Au XVe siècle, Philippe le Bon, duc de Bourgogne et prince le plus puissant d’Occident, porte le noir. Au XVIe, c’est la cour d’Espagne qui prends le relais, bientôt imitée par toutes les cours d’Europe. Charles Quint s’habille de noir presque toute sa vie, son fils Philippe II également. 

En 1860, quand Edouard VII, prince de Galles et adepte du cigare (dont sa femme détestait l’odeur) demande à son tailleur une tenue particulière pour aller fumer dans son club… apparait le smoking. Noir, of course. 

A l’issue de la Première Guerre, alors que naît la mode garçonne6, Coco Chanel sent l’humeur du moment et, en 1926, crée sa « petite robe noire », courte et légère, aux lignes simples. Elle deviendra l’uniforme des femmes du monde : il suffit de l’assortir d’un rang de perles pour conjuguer chic et sobriété ! Givenchy s’en souviendra en 1961 pour habiller Audrey Hepburn dans Diamants sur canapé (Breakfast at Tiffany’s).

Chez Valentino, on s’en est souvenu aussi, visiblement. Résultat : tout schuss sur le noir, black à volonté. Et un visuel qui empile les références élitistes. Une manière de mille-feuilles de la distinction sociale. Même la fleur tenue par Jonas Gloër (le second tôôpeeee-môdêleeee, celui avec la coupe « demain-j’ai-monastère ») est une fleur de lys, emblème royal par excellence et symbole – entre autres – de la monarchie française.

> Seuls deux détails échappent à cette logique :

1) Le vilain sac siglé porté par Benno Bulang (le tôôôpeee à gauche, celui qui nous regarde avec l’air de dire « je pense à des trucs de soucis, si trop balèzes que t’as pas idée de qu’est-ce que c’est »). C’est une bête sacoche, qui barre la hanche sans trop d’élégance.

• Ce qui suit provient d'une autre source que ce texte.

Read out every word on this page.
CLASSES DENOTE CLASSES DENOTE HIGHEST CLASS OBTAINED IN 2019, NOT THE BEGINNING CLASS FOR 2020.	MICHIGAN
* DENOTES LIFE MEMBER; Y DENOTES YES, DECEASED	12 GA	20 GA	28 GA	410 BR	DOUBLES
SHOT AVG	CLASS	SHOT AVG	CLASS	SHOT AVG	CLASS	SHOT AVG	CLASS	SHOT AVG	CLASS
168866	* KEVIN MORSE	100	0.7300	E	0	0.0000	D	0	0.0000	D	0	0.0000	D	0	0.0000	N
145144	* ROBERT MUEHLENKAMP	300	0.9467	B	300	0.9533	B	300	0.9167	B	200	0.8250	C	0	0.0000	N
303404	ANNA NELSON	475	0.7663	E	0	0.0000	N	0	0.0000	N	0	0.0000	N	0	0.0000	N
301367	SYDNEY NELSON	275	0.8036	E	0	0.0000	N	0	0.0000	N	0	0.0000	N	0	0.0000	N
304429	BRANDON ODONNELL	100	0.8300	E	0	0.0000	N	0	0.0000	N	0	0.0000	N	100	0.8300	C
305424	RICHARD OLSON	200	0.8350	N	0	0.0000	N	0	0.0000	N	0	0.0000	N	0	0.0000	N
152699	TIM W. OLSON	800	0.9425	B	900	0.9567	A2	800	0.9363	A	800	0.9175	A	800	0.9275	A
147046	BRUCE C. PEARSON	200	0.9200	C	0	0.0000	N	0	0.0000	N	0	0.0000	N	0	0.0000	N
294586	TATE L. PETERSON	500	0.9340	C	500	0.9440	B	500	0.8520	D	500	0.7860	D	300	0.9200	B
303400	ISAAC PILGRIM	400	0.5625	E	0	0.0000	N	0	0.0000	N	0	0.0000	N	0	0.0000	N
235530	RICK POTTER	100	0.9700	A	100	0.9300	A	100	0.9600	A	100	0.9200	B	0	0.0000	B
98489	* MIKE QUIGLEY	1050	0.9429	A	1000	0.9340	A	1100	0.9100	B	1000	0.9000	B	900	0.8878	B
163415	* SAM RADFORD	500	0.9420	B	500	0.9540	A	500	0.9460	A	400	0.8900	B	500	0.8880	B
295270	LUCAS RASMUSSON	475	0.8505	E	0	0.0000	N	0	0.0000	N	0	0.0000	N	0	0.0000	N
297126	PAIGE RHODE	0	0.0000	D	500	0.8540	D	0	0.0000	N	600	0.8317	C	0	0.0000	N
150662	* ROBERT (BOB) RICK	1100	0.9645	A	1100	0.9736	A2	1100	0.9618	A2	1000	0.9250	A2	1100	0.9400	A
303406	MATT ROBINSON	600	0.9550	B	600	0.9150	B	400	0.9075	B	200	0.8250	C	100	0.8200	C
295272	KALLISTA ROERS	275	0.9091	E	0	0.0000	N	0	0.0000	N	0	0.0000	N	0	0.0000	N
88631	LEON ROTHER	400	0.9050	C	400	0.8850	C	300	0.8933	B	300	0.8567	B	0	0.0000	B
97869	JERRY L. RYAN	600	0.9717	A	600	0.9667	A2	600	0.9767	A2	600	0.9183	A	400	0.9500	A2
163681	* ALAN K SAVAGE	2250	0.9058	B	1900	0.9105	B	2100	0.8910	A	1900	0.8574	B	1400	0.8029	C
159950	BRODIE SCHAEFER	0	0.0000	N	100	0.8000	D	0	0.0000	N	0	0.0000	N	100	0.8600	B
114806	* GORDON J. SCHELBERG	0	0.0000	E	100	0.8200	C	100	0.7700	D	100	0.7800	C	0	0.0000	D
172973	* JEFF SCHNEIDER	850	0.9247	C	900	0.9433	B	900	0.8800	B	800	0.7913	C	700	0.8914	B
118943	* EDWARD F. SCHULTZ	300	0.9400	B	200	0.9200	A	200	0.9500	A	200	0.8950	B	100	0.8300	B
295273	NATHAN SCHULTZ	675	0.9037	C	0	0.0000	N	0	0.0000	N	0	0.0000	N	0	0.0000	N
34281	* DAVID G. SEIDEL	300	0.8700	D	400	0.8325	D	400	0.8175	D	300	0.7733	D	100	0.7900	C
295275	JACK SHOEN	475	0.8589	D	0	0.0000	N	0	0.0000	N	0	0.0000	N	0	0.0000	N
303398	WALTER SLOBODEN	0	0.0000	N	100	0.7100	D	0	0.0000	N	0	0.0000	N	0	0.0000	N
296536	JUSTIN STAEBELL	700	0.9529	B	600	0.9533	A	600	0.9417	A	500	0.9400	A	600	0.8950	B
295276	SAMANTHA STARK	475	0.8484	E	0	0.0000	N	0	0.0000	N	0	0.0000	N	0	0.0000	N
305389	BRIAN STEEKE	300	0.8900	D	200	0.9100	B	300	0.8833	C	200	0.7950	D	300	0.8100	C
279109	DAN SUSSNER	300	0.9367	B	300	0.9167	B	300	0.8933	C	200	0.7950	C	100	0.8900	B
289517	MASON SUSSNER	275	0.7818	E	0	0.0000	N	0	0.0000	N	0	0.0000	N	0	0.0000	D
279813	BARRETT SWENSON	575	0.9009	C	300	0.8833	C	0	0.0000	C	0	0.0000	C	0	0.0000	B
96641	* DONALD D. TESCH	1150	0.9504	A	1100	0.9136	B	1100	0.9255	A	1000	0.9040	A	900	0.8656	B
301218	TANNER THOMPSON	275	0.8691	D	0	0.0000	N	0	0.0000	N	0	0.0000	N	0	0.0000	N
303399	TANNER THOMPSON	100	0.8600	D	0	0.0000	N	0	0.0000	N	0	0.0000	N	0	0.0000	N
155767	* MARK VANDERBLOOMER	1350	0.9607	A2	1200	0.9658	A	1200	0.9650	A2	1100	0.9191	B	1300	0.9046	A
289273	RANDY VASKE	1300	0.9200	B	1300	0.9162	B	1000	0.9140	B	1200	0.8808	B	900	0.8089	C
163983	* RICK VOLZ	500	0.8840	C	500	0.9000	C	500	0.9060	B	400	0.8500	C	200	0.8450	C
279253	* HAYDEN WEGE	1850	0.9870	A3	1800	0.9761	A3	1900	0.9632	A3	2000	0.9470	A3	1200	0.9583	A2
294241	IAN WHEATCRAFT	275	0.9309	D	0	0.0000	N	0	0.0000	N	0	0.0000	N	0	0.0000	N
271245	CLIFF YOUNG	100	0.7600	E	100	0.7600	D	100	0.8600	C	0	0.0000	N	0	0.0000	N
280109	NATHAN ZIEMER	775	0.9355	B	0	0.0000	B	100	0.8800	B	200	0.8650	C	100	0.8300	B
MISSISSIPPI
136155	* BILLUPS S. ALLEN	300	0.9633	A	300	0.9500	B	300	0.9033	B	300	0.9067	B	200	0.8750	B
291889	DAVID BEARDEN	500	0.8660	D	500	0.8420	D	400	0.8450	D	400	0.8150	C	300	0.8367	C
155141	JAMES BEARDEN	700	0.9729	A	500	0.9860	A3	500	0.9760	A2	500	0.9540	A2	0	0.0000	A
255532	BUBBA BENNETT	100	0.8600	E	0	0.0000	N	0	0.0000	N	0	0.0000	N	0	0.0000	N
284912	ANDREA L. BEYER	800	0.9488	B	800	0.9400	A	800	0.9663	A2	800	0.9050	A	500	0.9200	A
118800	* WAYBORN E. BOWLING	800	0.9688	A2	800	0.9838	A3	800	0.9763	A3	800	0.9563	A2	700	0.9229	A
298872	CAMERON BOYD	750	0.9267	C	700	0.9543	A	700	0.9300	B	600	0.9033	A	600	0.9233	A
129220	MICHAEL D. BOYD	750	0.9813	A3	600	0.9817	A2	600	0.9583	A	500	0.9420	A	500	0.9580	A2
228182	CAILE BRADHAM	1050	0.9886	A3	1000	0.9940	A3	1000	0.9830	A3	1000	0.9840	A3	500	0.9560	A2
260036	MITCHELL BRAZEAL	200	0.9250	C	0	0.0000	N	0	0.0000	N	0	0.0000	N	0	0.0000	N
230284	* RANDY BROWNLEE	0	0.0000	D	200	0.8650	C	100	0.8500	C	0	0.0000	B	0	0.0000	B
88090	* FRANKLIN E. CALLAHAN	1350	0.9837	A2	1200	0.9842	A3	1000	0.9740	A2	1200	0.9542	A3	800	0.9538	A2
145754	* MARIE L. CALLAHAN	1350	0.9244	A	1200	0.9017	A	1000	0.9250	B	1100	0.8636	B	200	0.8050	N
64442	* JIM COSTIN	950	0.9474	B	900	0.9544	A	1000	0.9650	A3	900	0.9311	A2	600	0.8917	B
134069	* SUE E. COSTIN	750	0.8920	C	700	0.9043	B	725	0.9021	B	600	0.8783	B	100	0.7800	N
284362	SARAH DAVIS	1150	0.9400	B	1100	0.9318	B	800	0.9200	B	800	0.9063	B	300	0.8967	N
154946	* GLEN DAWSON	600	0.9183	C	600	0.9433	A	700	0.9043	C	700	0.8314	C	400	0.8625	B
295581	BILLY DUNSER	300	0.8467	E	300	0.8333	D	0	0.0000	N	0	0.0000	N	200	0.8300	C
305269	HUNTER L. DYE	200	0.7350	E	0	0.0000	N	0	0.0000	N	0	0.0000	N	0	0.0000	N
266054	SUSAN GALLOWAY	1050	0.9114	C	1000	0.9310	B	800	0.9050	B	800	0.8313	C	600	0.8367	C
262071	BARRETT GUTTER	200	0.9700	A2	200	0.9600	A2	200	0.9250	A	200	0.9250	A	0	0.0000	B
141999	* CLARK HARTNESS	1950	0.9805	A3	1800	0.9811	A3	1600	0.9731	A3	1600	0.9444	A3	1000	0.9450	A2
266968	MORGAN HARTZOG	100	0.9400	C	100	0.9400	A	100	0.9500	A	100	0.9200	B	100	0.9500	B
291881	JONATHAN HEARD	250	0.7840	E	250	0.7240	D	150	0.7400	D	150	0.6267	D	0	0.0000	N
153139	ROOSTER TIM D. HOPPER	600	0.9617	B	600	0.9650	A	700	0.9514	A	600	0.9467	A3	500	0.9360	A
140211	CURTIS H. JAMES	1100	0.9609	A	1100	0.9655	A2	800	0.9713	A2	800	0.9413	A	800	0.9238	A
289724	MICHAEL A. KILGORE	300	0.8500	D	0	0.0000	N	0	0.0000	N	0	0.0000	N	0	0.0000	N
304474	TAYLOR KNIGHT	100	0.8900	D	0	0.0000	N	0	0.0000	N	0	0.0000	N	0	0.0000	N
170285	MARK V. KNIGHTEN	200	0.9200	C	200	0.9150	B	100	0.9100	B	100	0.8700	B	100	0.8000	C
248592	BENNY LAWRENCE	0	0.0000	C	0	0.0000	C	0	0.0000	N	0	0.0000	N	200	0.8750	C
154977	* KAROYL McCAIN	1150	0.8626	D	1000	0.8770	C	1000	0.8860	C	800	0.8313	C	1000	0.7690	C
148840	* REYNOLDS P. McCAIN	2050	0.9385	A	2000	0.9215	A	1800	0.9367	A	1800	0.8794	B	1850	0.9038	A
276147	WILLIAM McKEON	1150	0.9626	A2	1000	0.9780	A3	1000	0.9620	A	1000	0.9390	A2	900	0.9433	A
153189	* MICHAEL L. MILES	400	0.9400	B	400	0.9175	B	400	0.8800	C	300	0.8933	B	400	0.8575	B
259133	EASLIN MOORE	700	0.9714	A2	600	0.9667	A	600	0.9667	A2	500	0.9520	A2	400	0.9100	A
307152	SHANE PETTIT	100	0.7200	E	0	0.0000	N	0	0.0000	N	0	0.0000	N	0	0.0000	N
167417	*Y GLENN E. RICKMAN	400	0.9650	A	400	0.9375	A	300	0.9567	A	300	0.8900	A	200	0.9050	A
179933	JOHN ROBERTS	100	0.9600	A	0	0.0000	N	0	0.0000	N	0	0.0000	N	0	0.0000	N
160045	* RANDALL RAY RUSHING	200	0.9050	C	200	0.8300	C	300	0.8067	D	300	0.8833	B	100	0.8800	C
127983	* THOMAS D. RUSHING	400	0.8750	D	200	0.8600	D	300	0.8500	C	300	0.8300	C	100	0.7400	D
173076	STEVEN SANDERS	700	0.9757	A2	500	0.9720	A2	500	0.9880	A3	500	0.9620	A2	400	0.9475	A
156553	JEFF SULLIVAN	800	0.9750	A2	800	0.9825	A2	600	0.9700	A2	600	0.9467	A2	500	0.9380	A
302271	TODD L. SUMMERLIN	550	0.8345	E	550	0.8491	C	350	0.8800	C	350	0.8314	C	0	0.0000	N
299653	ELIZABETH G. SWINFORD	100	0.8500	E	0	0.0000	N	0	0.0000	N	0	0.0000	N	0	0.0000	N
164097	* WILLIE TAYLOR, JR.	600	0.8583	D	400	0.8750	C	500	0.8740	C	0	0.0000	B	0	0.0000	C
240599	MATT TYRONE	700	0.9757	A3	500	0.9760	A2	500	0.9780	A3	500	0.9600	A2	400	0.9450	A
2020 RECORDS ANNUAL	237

2) La paire de sneakers blanches, façon Ultrabrite Colgate, qui renvoie, elle, à la fameuse Adidas Stan Smith (tennisman, vainqueur de l’US Open 71), lancée en 1978 et adoptée dès les années 80 par la communauté reggae et les premiers breakdancers. 

Deux détails qui « djeunisent » le visuel, qui nous nous disent : « Tkt, l’Homme Valentino, c’est aussi un mec qui pulse, qui bouge, qui marche dans la street et tout ». 

Nous voilà à moitié rassurés. Car à première vue, avec leur pâleur maladive et leur mélancolie farouche, on les pensait plutôt abonnés aux hôpitaux, aux cliniques psychiatriques et autres centres de rehab.  

A l’arrivée, force est de faire ce constat paradoxal : Valentino a beau convoquer tous les signes, les totems, les grigris du luxe… Il ne fait guère envie. Encore moins rêver. 

Olivier Ghis

 >> Notes :

1 Hormis quelques épisodes scabreux de l’Histoire, évidemment, les carottes râpées de la cantine, ou encore divers cancers agaçants, je vous l’accorde.

2 Italienne en façade, puisque la maison de luxe romaine est passée sous pavillon qatari en 2012, lorsque Mayhoola, société d’investissement appartenant à la famille régnante du Qatar, a pris le contrôle de l’entreprise.

3 Dans « Singulière noblesse : l’héritage nobiliaire dans la culture française » (Fayard, 2015).

4 Ce qui fera dire à l’irremplaçable Gilles Deleuze : « il n’y a pas de milieu qui émette (…) autant de signes tenant lieu d’action et de pensée, dans des espaces aussi réduits, à une vitesse aussi grande ». Proust et les signes (PUF, 2003).

5 Dans « Le Petit livre des couleurs » (Seuil, 2014). 

6 mode liée à deux facteurs : après 14-18, beaucoup de femmes portent le deuil. Parallèlement, comme elles avaient dû remplacer les hommes pendant la guerre, elles s’émancipent.